For tubal reversal, microsurgery must be performed first because pregnancy rate is very high. IVF cannot give same results, especially when 45% of patients are more than 40 years old (patients above 40 years of age had tubal reversal because they were still fertile, and their tubes were still healthy). There was no significant difference with regards to age on pregnancy results (but we did not operate patients above 43 years old). For distal and proximal diseases, patients of 40 years old are usually patients with poor prognosis and cannot be operated (distal lesions can be quite old and can create the atrophy of the mucosae; old proximal disease can be extended). In the future, laparoscopic reversal could present same results for pregnancy with delivery but ectopic pregnancy rate must be reduced by use of fine sutures (8/0), fine instruments and best technique of suturing.

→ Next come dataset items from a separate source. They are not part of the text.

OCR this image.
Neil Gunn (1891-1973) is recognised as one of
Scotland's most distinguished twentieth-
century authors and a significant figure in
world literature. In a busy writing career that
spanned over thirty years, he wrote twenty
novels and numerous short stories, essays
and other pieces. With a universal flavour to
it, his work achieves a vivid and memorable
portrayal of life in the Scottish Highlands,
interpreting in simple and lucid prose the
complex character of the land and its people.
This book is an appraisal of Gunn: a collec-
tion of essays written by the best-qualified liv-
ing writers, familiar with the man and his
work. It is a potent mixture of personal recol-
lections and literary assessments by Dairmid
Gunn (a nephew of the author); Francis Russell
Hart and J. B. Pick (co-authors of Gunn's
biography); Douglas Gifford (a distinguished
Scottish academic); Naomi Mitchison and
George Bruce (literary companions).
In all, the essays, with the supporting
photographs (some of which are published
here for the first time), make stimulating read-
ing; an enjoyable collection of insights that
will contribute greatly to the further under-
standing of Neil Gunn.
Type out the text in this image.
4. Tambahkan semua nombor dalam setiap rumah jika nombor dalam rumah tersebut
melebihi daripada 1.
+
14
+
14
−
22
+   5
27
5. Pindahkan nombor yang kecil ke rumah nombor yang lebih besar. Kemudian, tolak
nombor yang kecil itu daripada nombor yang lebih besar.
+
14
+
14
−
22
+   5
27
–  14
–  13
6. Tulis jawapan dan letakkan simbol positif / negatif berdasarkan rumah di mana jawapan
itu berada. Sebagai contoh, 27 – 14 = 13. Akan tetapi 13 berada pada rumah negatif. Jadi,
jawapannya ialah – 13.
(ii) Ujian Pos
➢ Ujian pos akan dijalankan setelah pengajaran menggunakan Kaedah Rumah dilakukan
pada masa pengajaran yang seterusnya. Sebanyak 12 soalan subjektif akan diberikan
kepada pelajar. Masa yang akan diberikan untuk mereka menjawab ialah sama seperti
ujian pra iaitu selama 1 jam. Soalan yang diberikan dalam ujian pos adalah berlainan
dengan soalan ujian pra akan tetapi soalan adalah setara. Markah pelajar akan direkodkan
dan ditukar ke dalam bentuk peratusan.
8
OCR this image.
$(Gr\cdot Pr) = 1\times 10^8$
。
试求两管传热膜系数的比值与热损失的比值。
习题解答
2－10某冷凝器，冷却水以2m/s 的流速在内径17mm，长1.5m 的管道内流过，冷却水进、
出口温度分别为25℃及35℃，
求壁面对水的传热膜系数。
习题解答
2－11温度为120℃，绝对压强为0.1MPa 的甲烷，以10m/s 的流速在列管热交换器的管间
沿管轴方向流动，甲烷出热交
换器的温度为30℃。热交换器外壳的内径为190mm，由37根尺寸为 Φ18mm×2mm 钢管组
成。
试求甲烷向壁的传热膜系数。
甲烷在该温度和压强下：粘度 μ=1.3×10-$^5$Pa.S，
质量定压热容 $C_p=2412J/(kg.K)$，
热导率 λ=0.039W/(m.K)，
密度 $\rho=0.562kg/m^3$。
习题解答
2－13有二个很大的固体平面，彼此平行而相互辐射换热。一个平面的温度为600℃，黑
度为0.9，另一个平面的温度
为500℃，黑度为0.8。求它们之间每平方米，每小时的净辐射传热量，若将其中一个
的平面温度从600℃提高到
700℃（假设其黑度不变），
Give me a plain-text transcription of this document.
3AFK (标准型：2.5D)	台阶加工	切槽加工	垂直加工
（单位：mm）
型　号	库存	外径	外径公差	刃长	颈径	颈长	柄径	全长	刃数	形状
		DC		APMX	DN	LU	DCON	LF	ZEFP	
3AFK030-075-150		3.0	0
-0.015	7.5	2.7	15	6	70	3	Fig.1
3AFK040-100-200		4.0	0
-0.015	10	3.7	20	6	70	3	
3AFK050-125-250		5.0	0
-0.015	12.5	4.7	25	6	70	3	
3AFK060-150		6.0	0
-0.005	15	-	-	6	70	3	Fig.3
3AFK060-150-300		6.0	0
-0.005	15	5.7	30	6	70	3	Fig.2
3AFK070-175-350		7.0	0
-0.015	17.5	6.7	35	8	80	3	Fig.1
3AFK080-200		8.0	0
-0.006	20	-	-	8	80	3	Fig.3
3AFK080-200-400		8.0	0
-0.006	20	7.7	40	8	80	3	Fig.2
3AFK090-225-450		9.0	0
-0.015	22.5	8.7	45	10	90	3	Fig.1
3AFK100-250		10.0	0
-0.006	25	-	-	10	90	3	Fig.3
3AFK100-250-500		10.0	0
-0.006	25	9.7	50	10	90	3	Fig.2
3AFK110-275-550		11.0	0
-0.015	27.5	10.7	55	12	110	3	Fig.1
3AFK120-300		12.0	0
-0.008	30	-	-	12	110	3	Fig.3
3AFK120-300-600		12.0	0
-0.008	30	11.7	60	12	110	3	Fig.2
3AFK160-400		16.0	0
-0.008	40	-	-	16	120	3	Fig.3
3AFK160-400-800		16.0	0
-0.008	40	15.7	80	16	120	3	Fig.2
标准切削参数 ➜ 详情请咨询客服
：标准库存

For distal tubal lesions, more than 50% of the patients have a poor prognosis. These tubes must be resected in order to increase favourable results for IVF. On the other hand, distal lesions with favourable prognosis must be operated first. In case of failure, IVF can be performed 1 year after surgery (Table 1). Laparoscopic surgery cannot presently give same results because laparoscopic adhesiolysis is still too traumatic, and electrocoagulation damages too much tubes and ovaries. It is also important to use an optimal suturing technique.

For proximal lesions, about 30% of patients have poor prognosis. They must have IVF, but it is usually uterine adenomyosis extending to the tubes; and IVF does not yield favourable results. Proximal lesions with favourable prognosis must be treated first by microsurgery, followed by IVF 1 year later if the patient is not older than 38 years of age (Table 3). In case of proximal lesions with favourable prognosis, open microsurgery is easier and more precise than laparoscopic microsurgery, even when assisted by a robot.